Superhot prototype (browser)
Superhot is a first-person game where time only moves when you do, meaning if you fire a gun, the bullet won't start traveling 'til you get bustling. The same rule applies for enemies and incoming objects. It's a nutty concept that made for a neat, if overpriced, Steam game, but you don't have to worry about price if you're content with just trying out Superhot's prototype, which the devs made playable for browsers. It's easily the most graphically and computationally taxing browser game on this list, but if you can run it, it'll let you sample the Superhot action for free. It's definitely a fun way to pass 15 minutes, if you have the time to spare (just don't move, and you will!).
Credit: Superhot

Monolith (browser)
For fans of Star Fox, this on-rails lock-on shooter is as good as browser games get.

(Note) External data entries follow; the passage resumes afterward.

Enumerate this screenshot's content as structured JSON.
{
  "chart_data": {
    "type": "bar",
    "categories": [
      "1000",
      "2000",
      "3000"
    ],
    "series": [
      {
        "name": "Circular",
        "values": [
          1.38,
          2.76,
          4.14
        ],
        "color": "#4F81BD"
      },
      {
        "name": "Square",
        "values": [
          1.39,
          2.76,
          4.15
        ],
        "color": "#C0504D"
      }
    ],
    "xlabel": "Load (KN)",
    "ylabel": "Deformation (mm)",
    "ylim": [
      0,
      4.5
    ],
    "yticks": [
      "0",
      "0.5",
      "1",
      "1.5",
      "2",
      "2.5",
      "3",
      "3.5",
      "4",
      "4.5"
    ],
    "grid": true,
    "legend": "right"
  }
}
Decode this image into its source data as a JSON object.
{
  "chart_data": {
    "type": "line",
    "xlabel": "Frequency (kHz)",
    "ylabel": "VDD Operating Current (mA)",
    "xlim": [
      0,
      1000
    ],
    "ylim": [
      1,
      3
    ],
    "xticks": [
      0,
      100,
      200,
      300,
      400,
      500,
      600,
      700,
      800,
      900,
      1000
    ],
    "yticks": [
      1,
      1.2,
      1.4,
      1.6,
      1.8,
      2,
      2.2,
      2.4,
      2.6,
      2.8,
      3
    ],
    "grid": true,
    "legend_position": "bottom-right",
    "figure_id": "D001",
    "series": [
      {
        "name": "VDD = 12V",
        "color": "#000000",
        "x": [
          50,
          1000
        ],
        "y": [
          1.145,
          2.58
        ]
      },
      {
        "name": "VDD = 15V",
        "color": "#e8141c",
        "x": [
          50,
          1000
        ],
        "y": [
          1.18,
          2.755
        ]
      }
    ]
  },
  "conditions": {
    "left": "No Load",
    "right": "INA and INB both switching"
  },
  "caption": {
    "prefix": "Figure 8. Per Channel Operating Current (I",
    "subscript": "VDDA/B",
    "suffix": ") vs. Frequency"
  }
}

It's a stylish, monochrome take on the genre that tasks you with locking onto enemies and shooting them down. Watch out, though, as they'll all be firing back at you, meaning you'll need to employ some swift strategic maneuvers (no barrel rolls in the game, unfortunately) to outfox the enemy. It's a fun fighter-pilot game that requires quick reflexes, though it is a bit one-note and can get boring pretty fast. Still, if you have a hot 2 minutes to kill in between computing activities, this is as good a way to pass the time as any.
Credit: Sam Loeschen

Vector (mobile)
Vector is what Mirror's Edge might look like if it was 2D and free of any unnecessary combat mechanics. Though the game is slow and won't satisfy those with a need for speed, it's got a great sense of flow and excitement to it, as you effortlessly run across rooftops while police with electric batons doggedly chase you. The levels are well-designed and play nicely with the game's core physics, resulting in a fun game loaded with bite-size missions that are perfect for quick commutes.
Credit: Nekki

Geometry Dash Lite (mobile)
This is a free mobile game that'll leave you angry, excited, energized, twitching, screaming and a nervous wreck — basically, anything but bored. You play as a shape that must bounce across a dangerous 2D landscape in accordance with some dank EDM beats. Make one misstep and you'll have to start over from the beginning of the song, until you know each tune and its corresponding level better than their respective composers and designers. Five years after having first picked up Geometry Dash, I still find myself waking up in cold sweats, quietly humming the first few notes of the "Jumper" level's song before sobbing myself back to sleep.
Credit: RobTop Games

Bonus: The Perfect Game to Play When Bored (In Math Class)
Picture it: it's 1:55 p.m., and the clock stops moving. The bell won't ring. Math class literally won't end. The teacher says put away your PS Vita. Then they tell you to pocket that phone of yours. Besides your handy-dandy Etch-A-Sketch, this leaves you with only one other device to game on — your graphing calculator. But how does one play Super Mario and Parappa the Rapper (Google it) on a graphing calculator?The answer is MirageOS. Find some instructions online on how to install the OS on your TI-83 or 84 calculator, then bask in the glory of being able to play Super Mario while your pals suffer through trigonometry class like the non-technophilic troglodytes they are.